Уходя, он сказал ей:
— Я еду охотиться. В наши места. В Тихоречье и Лебединый Слет. В последний раз.
— Зайдите ко мне тотчас же, когда вернетесь, — сказала Ирина Сергеевна. И вдруг, изменившимся голосом, сама не понимая, почему она говорит это, прибавила: — Или хотя напишите мне два слова.
И когда он ушел, долго мучилась мыслью, почему она не сделала того, что она хотела сделать. Ей хотелось подойти к Огинскому и поцеловать его в лоб.
Немного стрелял дичи в то утро Огинский. Тонкий и высокий как жердь зловещий Мишка Шагин угрюмо шел за ним и про себя говорил злые слова.
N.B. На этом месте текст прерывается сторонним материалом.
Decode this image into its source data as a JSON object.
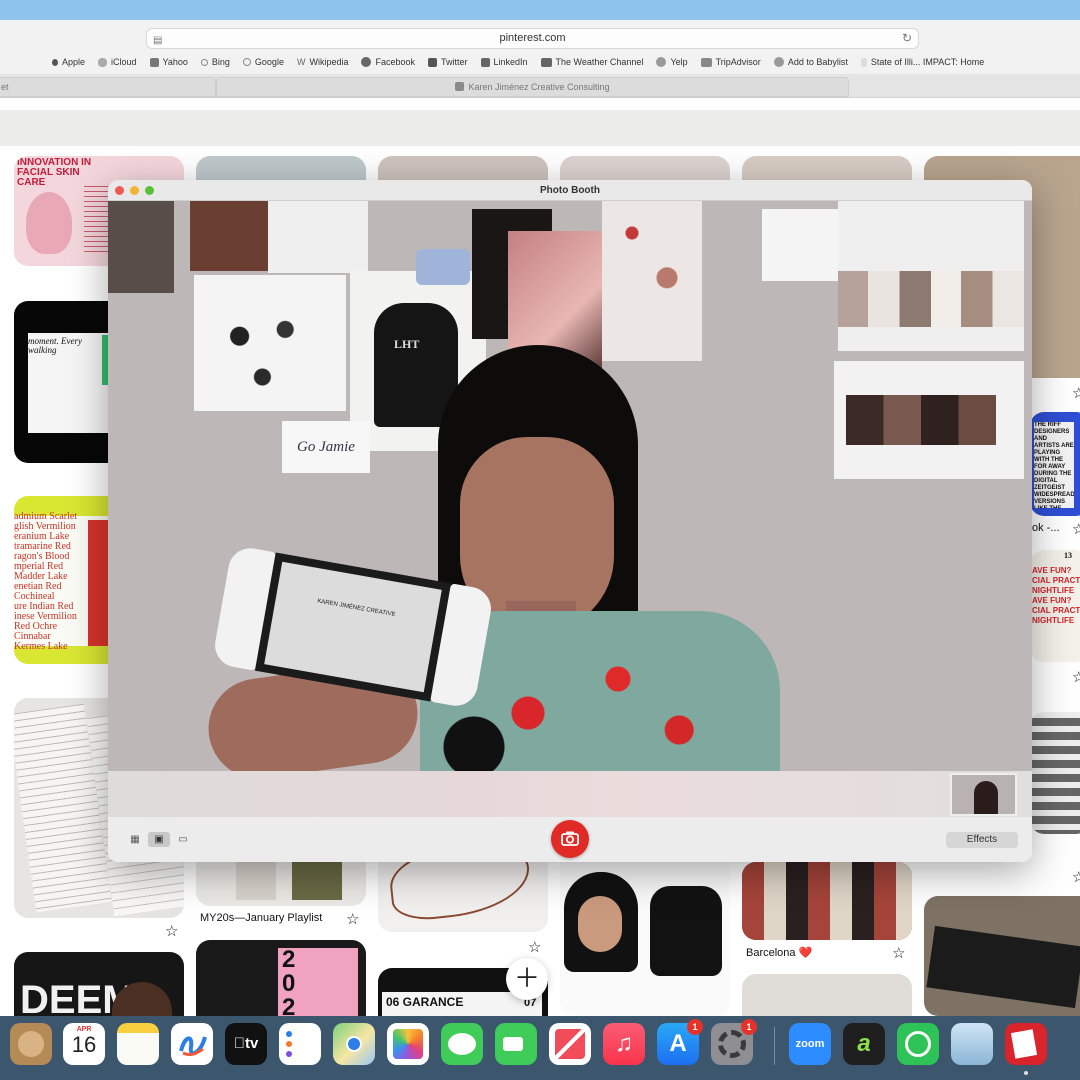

С тех пор как в доме стало значительно беднее, он сильно поколебался в почтении к своему барину; почтения, впрочем, он никогда и не испытывал.
Огинский подошел к болоту. Он вынул из кармана карандаш и листок бумаги и написал несколько слов.
— Возьми эту записку, — сказал он слуге, — и тотчас отвези Ирине Сергеевне. Потом вернись сюда.
Мишка Шагин взял записку и сделал вид, что уходит в соседнюю деревню, где была оставлена лошадь. Но в лице Огинского и во всей его повадке было что-то такое странное, он был такой необычно торжественный, что Шагин подумал: «Нет, брат, шалишь, посмотрю-ка сперва, что ты тут будешь делать». Он зашел неподалеку в чащу и стал оттуда смотреть.
Огинский долго стоял без движения, не шелохнувшись. Потом он осмотрелся кругом, приподнял лицо и посмотрел на солнце, сбросил фуражку, перекрестился и твердыми шагами пошел в болото, в самую топь.
«Чудит, — подумал Шагин. Хотел выйти и крикнуть. Побоялся, что забранит. — Да и что мне за дело, что чудит, — подумал он. — Всегда чудил, до смертного часа чудить будет».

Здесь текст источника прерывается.